The pantheon of living organisms is about to get some newcomers — and we’re not talking about extraterrestrials,” announces the June 4 issue of Newsweek (‘Playing God’). It takes stock of initial advances in the field of Synthetic Biology, or SynBio. “Scientists in the last couple of years have been trying to create novel forms of life from scratch. They’ve forged chemicals into synthetic DNA, the DNA into genes, genes into genomes, and built the molecular machinery of completely new organisms in the lab—organisms that are nothing like anything nature has produced. The people who are defying Nature’s monopoly on creation are a loose collection of engineers, computer scientists, physicists and chemists who look at life quite differently than traditional biologists do. Harvard professor George Church wants ‘to do for biology what Intel does for electronics’ — namely, making biological parts that can be assembled into organisms, which in turn can perform any imaginable biological activity.” Among the biodevices scientists hope to get on the finishing line by early as 2009 is a way of producing a substance to treat people with quinine-resistant malaria.
The Economist marks the 40th anniversary of the Six-Day War (‘Israel’s wasted victory’, May 26-June 1). Calling Israel’s triumph over its Arab neighbours “one of history’s Pyrrhic victories”, its cover leader notes: “Part of the problem was the completeness of the triumph.” The victor tended to see a “divine hand” in the seeming finality of result, and the losers were paralysed by humiliation: “The Arabs did not phone to sue for peace and Israel did not mind not hearing from them.” How to break from the violence and blame game that has gone in the past four decades? “Israel must give up the West Bank and share Jerusalem; the Palestinians must give up the dream of return and make Israel feel secure as a Jewish state. The rest is detail.”
There is a wealth of detail to be found in New Yorker editor David Remnick’s long look at the books on the war (‘The Seventh Day: Why the Six-Day War is still being fought’, May 28). Reviewing the work of Israeli New Historians like Tom Segev, he explains, “It was not until the nineteen-eighties, after the opening of various state archives and the coming of age of a generation more disillusioned and less beholden to the old myths than the founders, that Israeli scholars began to confront some inconvenient facts.”
The New Statesman keeps its focus to Gaza and argues, “The world cannot afford to stand by while the Israeli army and Palestinian militias fight their unwinnable and bloody war. Already, al-Qaeda is exploiting any power vacuum” (‘Gaza: the jailed state’, May 28).

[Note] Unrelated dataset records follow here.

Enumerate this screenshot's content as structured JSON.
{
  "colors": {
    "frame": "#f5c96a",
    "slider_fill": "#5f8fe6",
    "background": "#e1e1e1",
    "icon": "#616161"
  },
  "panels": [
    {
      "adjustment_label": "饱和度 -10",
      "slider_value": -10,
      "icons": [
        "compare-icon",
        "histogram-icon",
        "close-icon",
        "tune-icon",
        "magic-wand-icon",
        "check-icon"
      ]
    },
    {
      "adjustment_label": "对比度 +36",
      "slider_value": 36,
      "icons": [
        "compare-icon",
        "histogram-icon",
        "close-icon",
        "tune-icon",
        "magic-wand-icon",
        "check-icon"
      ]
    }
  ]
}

Meanwhile: Time (June 4) looks at the magnificent makeover of Singapore and notes its inevitability: “Faced with challenging long-term economic prospects and a flagging birth rate, Singapore’s leaders have determined that the future of its 4.4 million citizens depends upon attracting multinational corporations along with hundreds of thousands of ambitious, educated (and preferably wealthy) foreigners to work and live there.” Fortune (May 28) considers the entry of Generation Y into the workplace. And in the June issue of Scientific American, Kaushik Basu returns to the Traveler’s Dilemma, which is now at the heart of game theory: “The idea of behaviour generated by rationally rejecting rational behavior is a hard one to formalise. But in it lies the step that will have to be taken in the future to solve the paradoxes of rationality that plague game theory and are codified in Traveler’s Dilemma.”